Les inns développent une pédagogie originale. Quand les tribunaux vaquent, les sociétés d’apprentis s’assemblent en réunions pour s’aider mutuellement dans leur travail : quaestiones sur des sujets juridiques qui évoquent les discussions universitaires. Au début du XVè, les sociétés engagent des professeurs (readers) choisis parmi les praticiens les plus en vue, pour commenter dans le grand hall les statuts du royaume et les autres grands textes. Les readings, d’abord rudimentaires, deviennent vite aussi sophistiqués que des cours d’universités. Ils durent 3 semaines et demie, à raison de 4 matinées par semaine, mêlant ce qu’on appellerait aujourd’hui cours et séminaires. La lecture commentée du texte étudié est suivie d’une discussion des points difficiles avec les membres les plus expérimentés de l’auditoire (qui incluent souvent des invités de marque, comme des juges par exemple).

Au diner, anciens et invités entourent le reader à table et poursuivent la discussion, comme les étudiants, répartis par petites tables. Le soir, sous la direction des anciens, les étudiants mettent en scène des procès ficitifs (moots).
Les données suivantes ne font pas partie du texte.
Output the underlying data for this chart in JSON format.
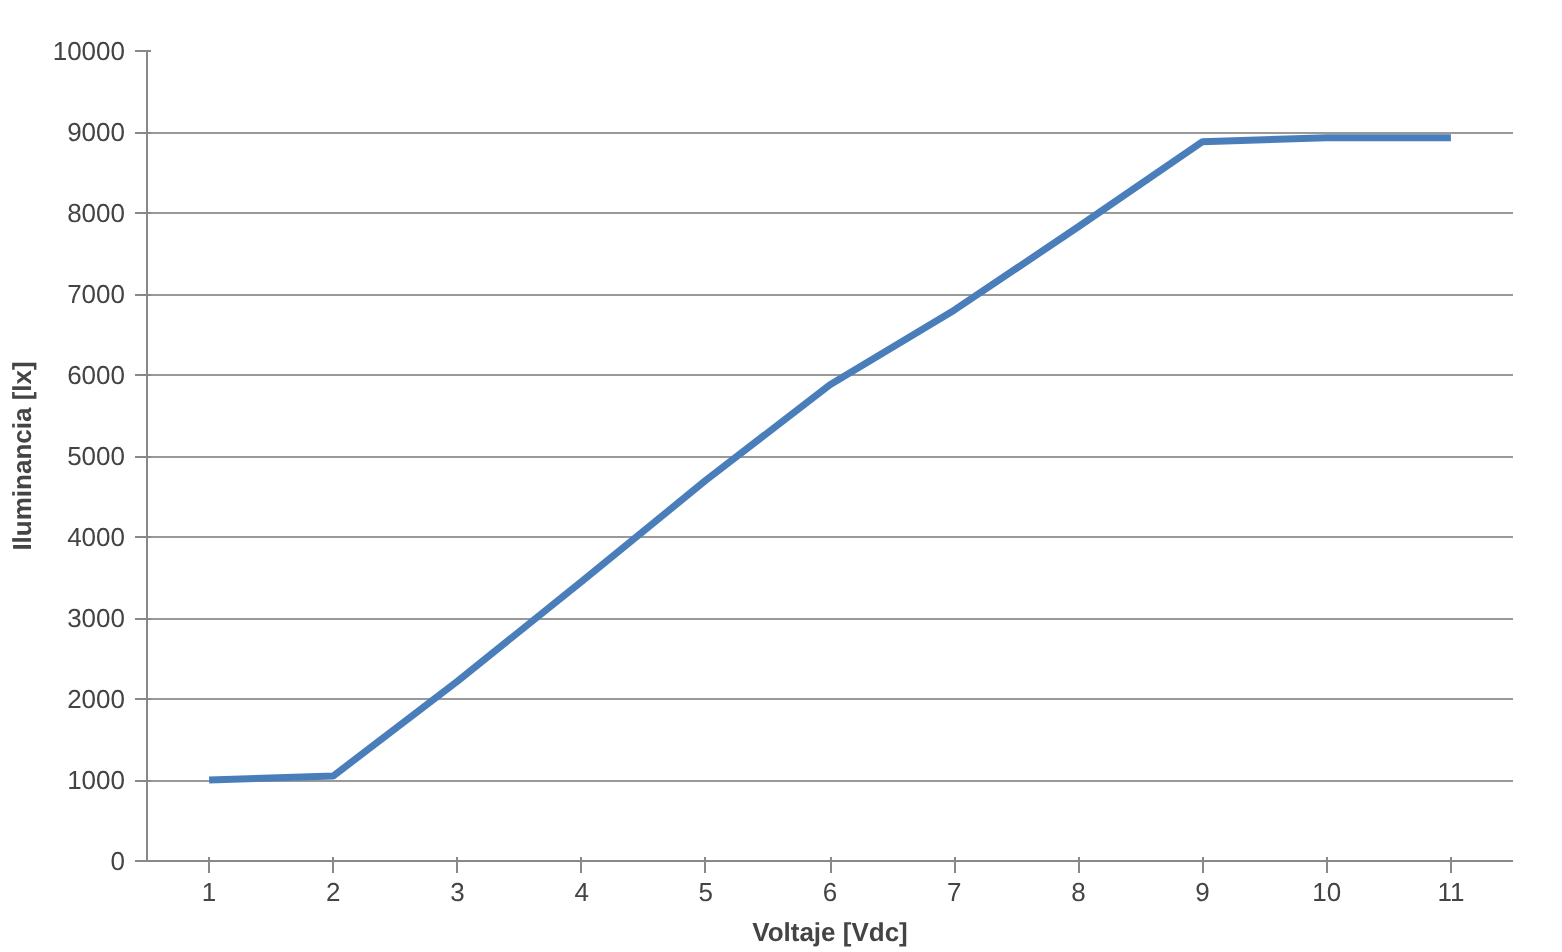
{
  "chart_data": {
    "type": "line",
    "xlabel": "Voltaje [Vdc]",
    "ylabel": "Iluminancia [lx]",
    "categories": [
      "1",
      "2",
      "3",
      "4",
      "5",
      "6",
      "7",
      "8",
      "9",
      "10",
      "11"
    ],
    "series": [
      {
        "color": "#4a7ebb",
        "values": [
          1000,
          1050,
          2220,
          3450,
          4700,
          5880,
          6800,
          7830,
          8880,
          8930,
          8930
        ]
      }
    ],
    "ylim": [
      0,
      10000
    ],
    "yticks": [
      0,
      1000,
      2000,
      3000,
      4000,
      5000,
      6000,
      7000,
      8000,
      9000,
      10000
    ],
    "grid": "y",
    "marker": "none",
    "line_style": "solid"
  }
}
On connaît bien l’organisation des inns au XVIè siècle, mais peut être remonte-t-elle au XVè : elle ressemble à celle d’un collège universitaire, mais chaque inn offre dans sa topographie et ses règles de sociabilité l’image précise de la profession. Chacune des sociétés est gouvernée par un groupe de juristes du + haut niveau, en général anciens apprentis de l’inn : ce sont les benchers, ainsi appelés parce qu’ils mangent dans le hall de chaque inn à la High table. Les readers sont recrutés parmi eux.

Sur le low bench, sont ceux que les benchers ont appelés à la barre (called to the bar) et qui exercent ou sont considérés comme aptes à le faire. On y distingue aux extrémités les utter barristers et au centre les inner barristers. Ces désignations équivalent aux grades universitaires, mais dans les années 1530-1540, elles s’intègrent aux titres identiques portés dans la pratique.

Ainsi, les serjeants at law sont recrutés parmi les barristers : ils peuvent plaider où ils veulent, mais surtout à la court of common pleas, car ils y ont le monopole des procès. Ils ont leur propre inn, Serjeant inn, ce qui accentue encore leur esprit de corps. Les juges royaux, enfin, sont choisi parmi les serjeants : ordre de la coiffe.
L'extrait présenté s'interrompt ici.